Let your attention settle comfortably there, and then
let your conscious awareness spread to fill the entire
body, from the head down to the toes, so that you’re
like a spider sitting in the middle of a web: It’s
sitting in one spot, but it’s sensitive to the entire
web. Keep your awareness expanded like this you have to
work at this, for its tendency will be to shrink to a
single spot and think of the breath coming in and out of
your entire body, through every pore. Let your awareness
simply stay right there for a while there’s nowhere else
you have to go, nothing else you have to think about...

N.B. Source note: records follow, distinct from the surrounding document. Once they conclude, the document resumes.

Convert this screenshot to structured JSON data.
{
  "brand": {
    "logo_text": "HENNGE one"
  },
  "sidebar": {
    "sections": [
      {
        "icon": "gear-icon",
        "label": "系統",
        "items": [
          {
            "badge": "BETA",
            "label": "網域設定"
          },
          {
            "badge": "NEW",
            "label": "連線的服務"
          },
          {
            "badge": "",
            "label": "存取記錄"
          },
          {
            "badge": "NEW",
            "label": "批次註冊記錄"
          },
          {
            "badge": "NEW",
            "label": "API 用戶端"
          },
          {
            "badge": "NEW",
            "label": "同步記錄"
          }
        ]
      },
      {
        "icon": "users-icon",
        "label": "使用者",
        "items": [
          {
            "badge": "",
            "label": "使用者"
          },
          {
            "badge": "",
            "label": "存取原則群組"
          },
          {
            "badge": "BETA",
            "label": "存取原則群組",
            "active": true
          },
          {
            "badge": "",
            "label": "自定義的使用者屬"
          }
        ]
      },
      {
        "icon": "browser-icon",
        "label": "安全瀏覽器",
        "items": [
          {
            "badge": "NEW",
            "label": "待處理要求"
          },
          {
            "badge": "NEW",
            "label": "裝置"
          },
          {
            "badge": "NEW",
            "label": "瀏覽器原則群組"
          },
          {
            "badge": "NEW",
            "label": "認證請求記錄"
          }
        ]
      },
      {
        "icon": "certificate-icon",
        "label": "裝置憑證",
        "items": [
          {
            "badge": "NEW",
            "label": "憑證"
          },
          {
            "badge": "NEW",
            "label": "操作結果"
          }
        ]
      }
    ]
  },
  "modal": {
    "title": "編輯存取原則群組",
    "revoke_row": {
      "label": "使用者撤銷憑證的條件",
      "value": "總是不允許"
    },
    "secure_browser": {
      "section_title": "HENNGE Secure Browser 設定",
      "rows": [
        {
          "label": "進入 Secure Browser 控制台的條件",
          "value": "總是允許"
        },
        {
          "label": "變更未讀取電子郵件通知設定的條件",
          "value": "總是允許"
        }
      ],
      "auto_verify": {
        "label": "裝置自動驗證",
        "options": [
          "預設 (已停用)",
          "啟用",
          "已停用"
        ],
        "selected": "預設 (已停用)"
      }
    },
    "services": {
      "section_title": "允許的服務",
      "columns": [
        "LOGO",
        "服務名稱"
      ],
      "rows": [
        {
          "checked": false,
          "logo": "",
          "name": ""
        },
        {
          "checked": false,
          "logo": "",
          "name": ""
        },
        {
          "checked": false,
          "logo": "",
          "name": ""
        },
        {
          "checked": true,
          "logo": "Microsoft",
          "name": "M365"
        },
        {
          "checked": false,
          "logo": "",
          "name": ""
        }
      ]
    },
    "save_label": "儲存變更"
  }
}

And then gently come out of meditation.
Right now I’d like to return to a point I made earlier:
the ways meditation and its role in dealing with illness
and death tend to be under and over-estimated, for only
when you have a proper estimation of your tools you can
put them to use in a precise and beneficial way. I’ll
divide my remarks into two areas: what meditation is,
and what it can do for you.
First, what meditation is: This is an area where popular
conceptions tend to under-estimate it. Books that deal
with meditation in treating illness tend to focus on
only two aspects of meditation as if that were all it
had to offer. Those two aspects are relaxation and
visualization. It’s true that these two processes form
the beginning stages of meditation you probably found
our session just now very relaxing, and may have done
some visualization when you thought of the breath
coursing through the body but there’s more to meditation
than just that.
The great meditators in human history did more than
simply master the relaxation response. Meditation as a
complete process involves three steps. The first is
mindful relaxation, making the mind comfortable in the
present for only when it feels comfortable in the
present can it settle down and stay there. The important
word in this description, though, is mindful. You have
to be fully aware of what you’re doing, of whether or
not the mind is staying with its object, and of whether
or not it’s drifting off to sleep. If you simply relax
and drift off, that’s not meditation, and there’s
nothing you can build on it. If, however, you can remain
fully aware as the mind settles comfortably into the
present, that develops into the next step.